En France, entre l’échantillon de 1988 et celui de 2008, l’ancienneté varie peu, avec une moyenne de douze ans. Mais l’environnement professionnel est, lui, bouleversé : nouvelle gouvernance des soins, T2A, groupement des services et spécialisations… « La formation professionnelle en France se fait tout au long de la carrière, la spécialisation est appuyée par les hôpitaux eux-mêmes qui investissent dans le capital humain. C’est rentable car elles resteront quinze ou vingt ans », décrit Philipe Mossé.
Pour les chercheurs, la profession en France est rattachée à l’institution, que ce soit le couvent, l’hospice puis l’hôpital, alors qu’au « Japon, le soin, c’est d’abord la sphère domestique, familiale ». Paradoxalement, il n’existe pas d’exercice en libéral au Japon. L’infirmière peut effectuer des visites à domicile, mais en restant salariée de l’hôpital. Sinon, on trouve aussi les “clinics” : « Une dizaine de lits, propriété des médecins qui rachètent ces lieux après une carrière dans l’hôpital public, explique Philippe Mossé. Une ou deux infirmières y sont salariées, très polyvalentes : secrétaire médicale et infirmière à la fois ! L’espace de mobilité professionnelle du médecin est vaste, mais plus étroit pour l’infirmière. Hors de l’hôpital, elles peuvent seulement être salariées dans des centres. Symboliquement, on y lit la dépendance de l’infirmière par rapport au médecin, de la femme par rapport à l’homme », analyse-t-il.

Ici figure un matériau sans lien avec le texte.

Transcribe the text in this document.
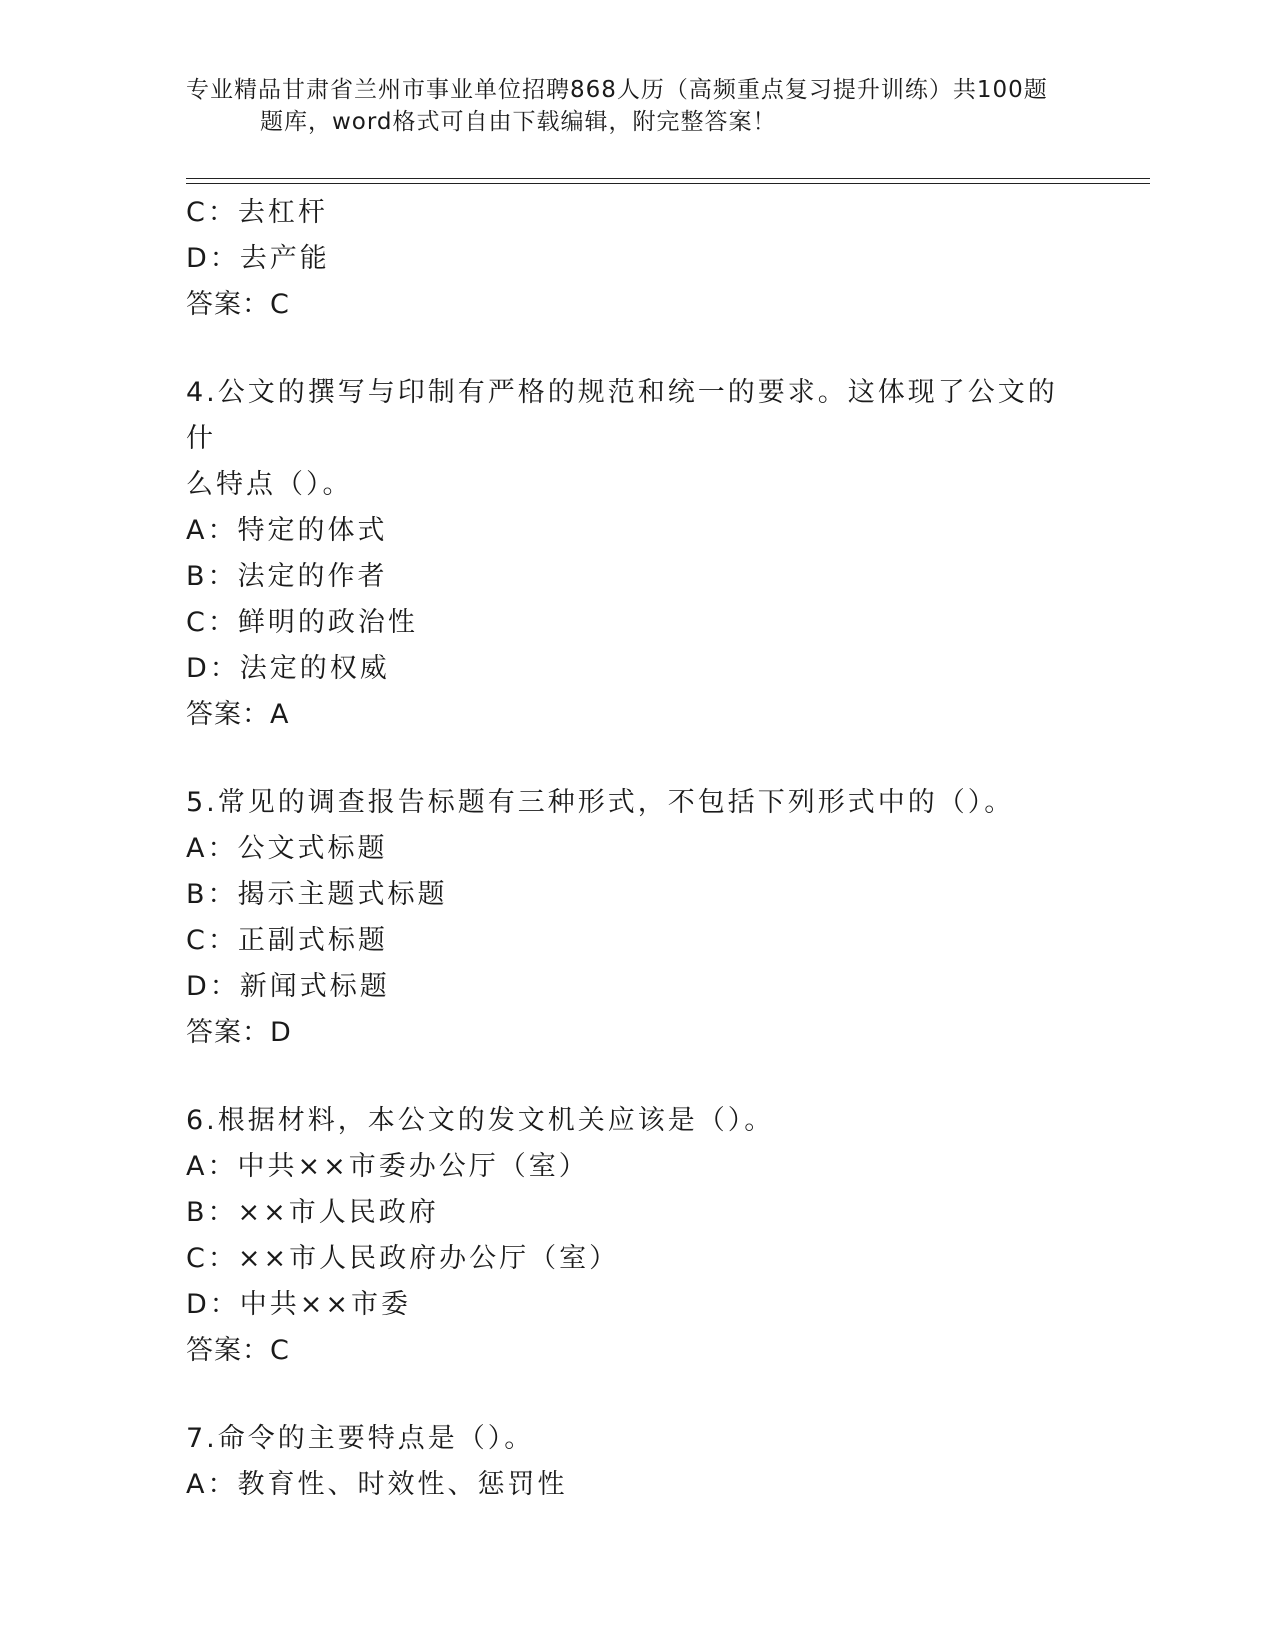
专业精品甘肃省兰州市事业单位招聘868人历（高频重点复习提升训练）共100题
题库，word格式可自由下载编辑，附完整答案！
C：去杠杆
D：去产能
答案：C
4.公文的撰写与印制有严格的规范和统一的要求。这体现了公文的什
么特点（）。
A：特定的体式
B：法定的作者
C：鲜明的政治性
D：法定的权威
答案：A
5.常见的调查报告标题有三种形式，不包括下列形式中的（）。
A：公文式标题
B：揭示主题式标题
C：正副式标题
D：新闻式标题
答案：D
6.根据材料，本公文的发文机关应该是（）。
A：中共××市委办公厅（室）
B：××市人民政府
C：××市人民政府办公厅（室）
D：中共××市委
答案：C
7.命令的主要特点是（）。
A：教育性、时效性、惩罚性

Des différences de culture qui en entraînent d’autres. « Au risque de paraître caricatural, la logique dominante en France est celle de l’efficience en ligne, industrielle. On parle donc de spécialisation, de division du travail. L’infirmière vise à devenir expert ou clinicienne : cancer, œil, cardiovasculaire, hygiène… » Alors qu’au Japon, la polyvalence est une vertu. « La “prise en charge globale du patient” pour l’infirmière française, c’est une rhétorique, alors que, dans la réalité, on préfère se spécialiser comme les médecins. » Mais, les infirmières japonaises étant finalement moins incitées à faire évoluer le métier, elles l’abandonnent plus facilement…
* Hospitals and the nursing profession, lessons from franco-japanese comparisons. P. Mossé, T. Harayama, M. Boulongne-Garcin. Éd. John Libbey, 2011 (en anglais), 175 pages, 36 euros. Ancienne édition (en français) : L’hôpital et la profession infirmière, une comparaison France-Japon les voies de la modernisation, Éd. Seli Arslan, 2008.